There’s another issue, says the architect Michael Graves: “Most hospital architects are not experts at health care design, because they have probably never been in a wheelchair.” Mr. Graves has had to use one since he fell ill 11 years ago, at the age of 69, with viral meningitis. To many of his well-known colleagues, the notion of focusing on health care seems as remote as Miuccia Prada turning her talents to hospital scrubs.
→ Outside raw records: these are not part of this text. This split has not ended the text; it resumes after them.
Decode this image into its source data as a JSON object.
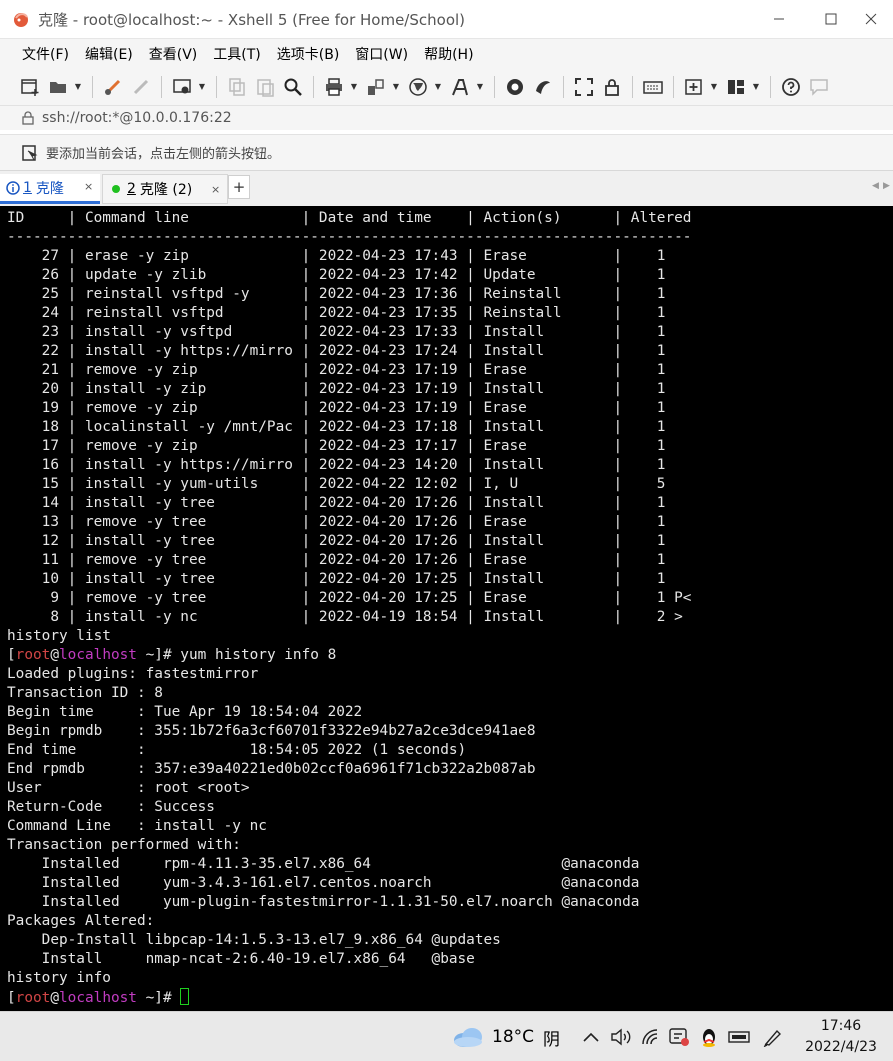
{
  "window": {
    "title": "克隆 - root@localhost:~ - Xshell 5 (Free for Home/School)"
  },
  "menu": [
    "文件(F)",
    "编辑(E)",
    "查看(V)",
    "工具(T)",
    "选项卡(B)",
    "窗口(W)",
    "帮助(H)"
  ],
  "address": {
    "text": "ssh://root:*@10.0.0.176:22"
  },
  "hint": {
    "text": "要添加当前会话，点击左侧的箭头按钮。"
  },
  "tabs": [
    {
      "number": "1",
      "label": "克隆",
      "close": "×"
    },
    {
      "number": "2",
      "label": "克隆 (2)",
      "close": "×"
    }
  ],
  "tab_add": "+",
  "terminal": {
    "lines": [
      {
        "text": "ID     | Command line             | Date and time    | Action(s)      | Altered"
      },
      {
        "text": "-------------------------------------------------------------------------------"
      },
      {
        "text": "    27 | erase -y zip             | 2022-04-23 17:43 | Erase          |    1"
      },
      {
        "text": "    26 | update -y zlib           | 2022-04-23 17:42 | Update         |    1"
      },
      {
        "text": "    25 | reinstall vsftpd -y      | 2022-04-23 17:36 | Reinstall      |    1"
      },
      {
        "text": "    24 | reinstall vsftpd         | 2022-04-23 17:35 | Reinstall      |    1"
      },
      {
        "text": "    23 | install -y vsftpd        | 2022-04-23 17:33 | Install        |    1"
      },
      {
        "text": "    22 | install -y https://mirro | 2022-04-23 17:24 | Install        |    1"
      },
      {
        "text": "    21 | remove -y zip            | 2022-04-23 17:19 | Erase          |    1"
      },
      {
        "text": "    20 | install -y zip           | 2022-04-23 17:19 | Install        |    1"
      },
      {
        "text": "    19 | remove -y zip            | 2022-04-23 17:19 | Erase          |    1"
      },
      {
        "text": "    18 | localinstall -y /mnt/Pac | 2022-04-23 17:18 | Install        |    1"
      },
      {
        "text": "    17 | remove -y zip            | 2022-04-23 17:17 | Erase          |    1"
      },
      {
        "text": "    16 | install -y https://mirro | 2022-04-23 14:20 | Install        |    1"
      },
      {
        "text": "    15 | install -y yum-utils     | 2022-04-22 12:02 | I, U           |    5"
      },
      {
        "text": "    14 | install -y tree          | 2022-04-20 17:26 | Install        |    1"
      },
      {
        "text": "    13 | remove -y tree           | 2022-04-20 17:26 | Erase          |    1"
      },
      {
        "text": "    12 | install -y tree          | 2022-04-20 17:26 | Install        |    1"
      },
      {
        "text": "    11 | remove -y tree           | 2022-04-20 17:26 | Erase          |    1"
      },
      {
        "text": "    10 | install -y tree          | 2022-04-20 17:25 | Install        |    1"
      },
      {
        "text": "     9 | remove -y tree           | 2022-04-20 17:25 | Erase          |    1 P<"
      },
      {
        "text": "     8 | install -y nc            | 2022-04-19 18:54 | Install        |    2 >"
      },
      {
        "text": "history list"
      },
      {
        "prompt": true,
        "user": "root",
        "host": "localhost",
        "cmd": " ~]# yum history info 8"
      },
      {
        "text": "Loaded plugins: fastestmirror"
      },
      {
        "text": "Transaction ID : 8"
      },
      {
        "text": "Begin time     : Tue Apr 19 18:54:04 2022"
      },
      {
        "text": "Begin rpmdb    : 355:1b72f6a3cf60701f3322e94b27a2ce3dce941ae8"
      },
      {
        "text": "End time       :            18:54:05 2022 (1 seconds)"
      },
      {
        "text": "End rpmdb      : 357:e39a40221ed0b02ccf0a6961f71cb322a2b087ab"
      },
      {
        "text": "User           : root <root>"
      },
      {
        "text": "Return-Code    : Success"
      },
      {
        "text": "Command Line   : install -y nc"
      },
      {
        "text": "Transaction performed with:"
      },
      {
        "text": "    Installed     rpm-4.11.3-35.el7.x86_64                      @anaconda"
      },
      {
        "text": "    Installed     yum-3.4.3-161.el7.centos.noarch               @anaconda"
      },
      {
        "text": "    Installed     yum-plugin-fastestmirror-1.1.31-50.el7.noarch @anaconda"
      },
      {
        "text": "Packages Altered:"
      },
      {
        "text": "    Dep-Install libpcap-14:1.5.3-13.el7_9.x86_64 @updates"
      },
      {
        "text": "    Install     nmap-ncat-2:6.40-19.el7.x86_64   @base"
      },
      {
        "text": "history info"
      },
      {
        "prompt": true,
        "user": "root",
        "host": "localhost",
        "cmd": " ~]# ",
        "cursor": true
      }
    ]
  },
  "taskbar": {
    "temperature": "18°C",
    "condition": "阴",
    "time": "17:46",
    "date": "2022/4/23"
  },
  "colors": {
    "terminal_bg": "#000000",
    "terminal_fg": "#e6e6e6",
    "prompt_user": "#d04545",
    "prompt_host": "#c13cc1",
    "cursor": "#1fd01f",
    "active_tab_accent": "#2f6fd6",
    "session_dot": "#1fc01f"
  }
}
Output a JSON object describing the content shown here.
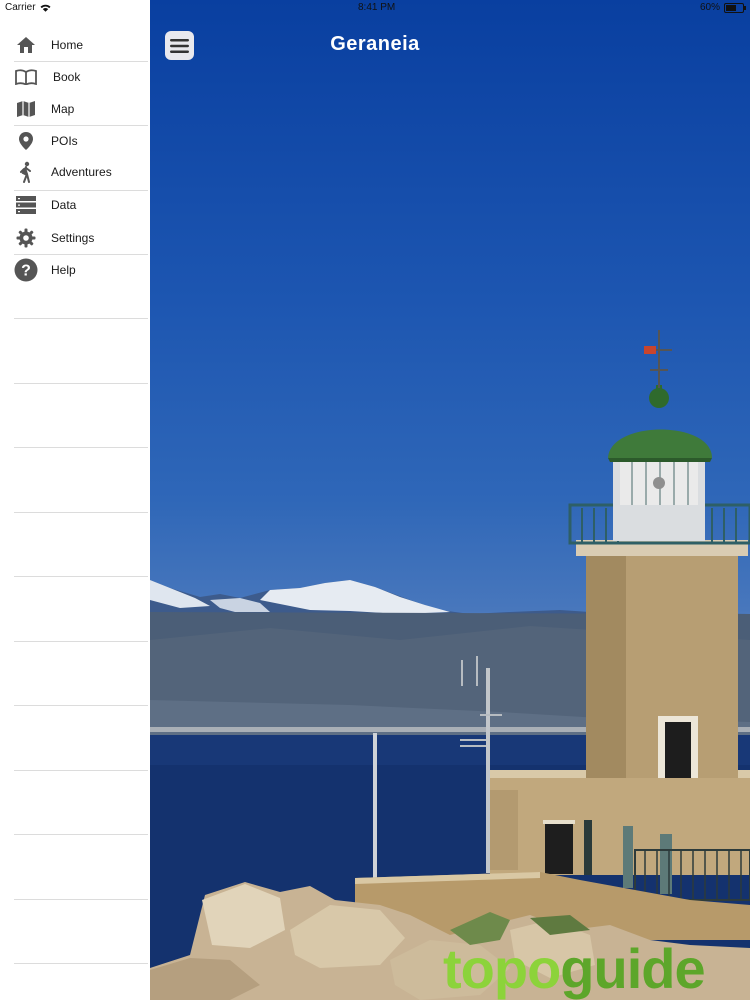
{
  "status": {
    "carrier": "Carrier",
    "time": "8:41 PM",
    "battery": "60%",
    "battery_level": 0.6
  },
  "header": {
    "title": "Geraneia"
  },
  "sidebar": {
    "items": [
      {
        "label": "Home",
        "icon": "home-icon"
      },
      {
        "label": "Book",
        "icon": "book-icon"
      },
      {
        "label": "Map",
        "icon": "map-icon"
      },
      {
        "label": "POIs",
        "icon": "pin-icon"
      },
      {
        "label": "Adventures",
        "icon": "hiker-icon"
      },
      {
        "label": "Data",
        "icon": "data-icon"
      },
      {
        "label": "Settings",
        "icon": "gear-icon"
      },
      {
        "label": "Help",
        "icon": "help-icon"
      }
    ]
  },
  "brand": {
    "part1": "topo",
    "part2": "guide"
  },
  "colors": {
    "sky": "#1a4fae",
    "sea": "#14326e",
    "brand_light": "#8cd33a",
    "brand_dark": "#5da62a",
    "dome": "#3f7a3a"
  }
}
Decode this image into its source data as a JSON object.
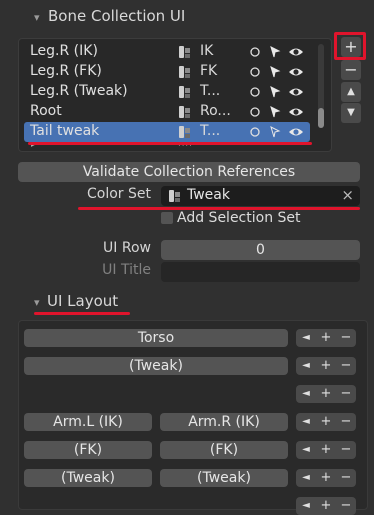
{
  "panel": {
    "title": "Bone Collection UI",
    "layout_title": "UI Layout"
  },
  "collections": [
    {
      "name": "Leg.R (IK)",
      "group": "IK",
      "selected": false
    },
    {
      "name": "Leg.R (FK)",
      "group": "FK",
      "selected": false
    },
    {
      "name": "Leg.R (Tweak)",
      "group": "T...",
      "selected": false
    },
    {
      "name": "Root",
      "group": "Ro...",
      "selected": false
    },
    {
      "name": "Tail tweak",
      "group": "T...",
      "selected": true
    }
  ],
  "side_buttons": {
    "add": "+",
    "remove": "−",
    "up": "▲",
    "down": "▼"
  },
  "list_footer": {
    "grip": "::::",
    "expand": "▸"
  },
  "validate_button": "Validate Collection References",
  "color_set": {
    "label": "Color Set",
    "value": "Tweak",
    "clear": "×"
  },
  "add_selection_set": "Add Selection Set",
  "ui_row": {
    "label": "UI Row",
    "value": "0"
  },
  "ui_title": {
    "label": "UI Title",
    "value": ""
  },
  "layout_rows": [
    {
      "buttons": [
        "Torso"
      ]
    },
    {
      "buttons": [
        "(Tweak)"
      ]
    },
    {
      "buttons": []
    },
    {
      "buttons": [
        "Arm.L (IK)",
        "Arm.R (IK)"
      ]
    },
    {
      "buttons": [
        "(FK)",
        "(FK)"
      ]
    },
    {
      "buttons": [
        "(Tweak)",
        "(Tweak)"
      ]
    },
    {
      "buttons": []
    }
  ],
  "row_controls": {
    "left": "◄",
    "add": "+",
    "remove": "−"
  },
  "colors": {
    "accent": "#4772b3",
    "highlight": "#e0142c",
    "background": "#303030"
  }
}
But health care is a trillion-dollar industry just discovering the medical and economic benefits of better design. “It’s a significant part of our G.D.P.,” Mr. Korsh pointed out. “Patients now say they won’t come to a facility because they don’t like it, and if there’s a building that can save 2 percent on the cost of delivering health care, that’s huge. Plus good design really can make you better faster.”
Mr. Rabner put it another way: “Architects are right to say they alone can’t control outcomes. But neither can I, and I’m the C.E.O. My point is that they should want more control,” he stressed, “and be a more integral part of the medical team.”
It was his hospital staff, he said, working with Mr. Korsh’s team, that came up with a simple but elegant idea for a double-door lock box, like a hotel room safe, in which to store drugs in each room. The box can be unlocked by nurses from inside the patient room but also from the hallway outside. So instead of the traditional method of dispensing drugs — nurses sorting drugs from one dispensary for all patients on a floor, a system prone to error — pharmacists can now deliver drugs from the hall directly to specific patient rooms, like mail carriers depositing mail in private mailboxes. Nurses can then retrieve the drugs from inside the room, with the patients watching.
O.K., but is the room beautiful?
No. It’s less antiseptic, cluttered and clinical than your average patient room, more like what you find in a Marriott hotel, anodyne and low-key, with a modern foldout sofa under a big window; soft, soothing colors; and a flat-screen TV. Creative designers will discover plenty of ways to improve on its aesthetics.
But the room is dignified, which matters to a patient’s mental health. And it works.
Like pain reduction, architecture has its own cascading effects. New architecture always requires different patterns of movement and behavior. Because single-patient, same-hand rooms take up more space, the new Princeton facility has a wider footprint than the old one. Labor and postpartum nurses who used to work together at one end of the old building have been separated. The old arrangement encouraged teamwork and made medical sense. Now, nurses rely on cellphones to communicate, which annoys many patients. Nurses must constantly make clear that they’re not suddenly taking calls from friends.
Nor could the head wall, the one with all the equipment, be designed entirely from scratch. The project team had to settle on a standard, off-the-rack panel of flat buttons that put the emergency signal inexplicably close to other, more commonly used buttons. There have been more than 150 false alarms since the new hospital opened, nurses told me. They have had to jury-rig a cover for the emergency button.
“We love the new room” is the way Donna Covin, the hospital’s clinical nurse leader, summed things up. “But when it comes to health care,” she said, “there is clearly no regulatory body to prevent idiotic design.”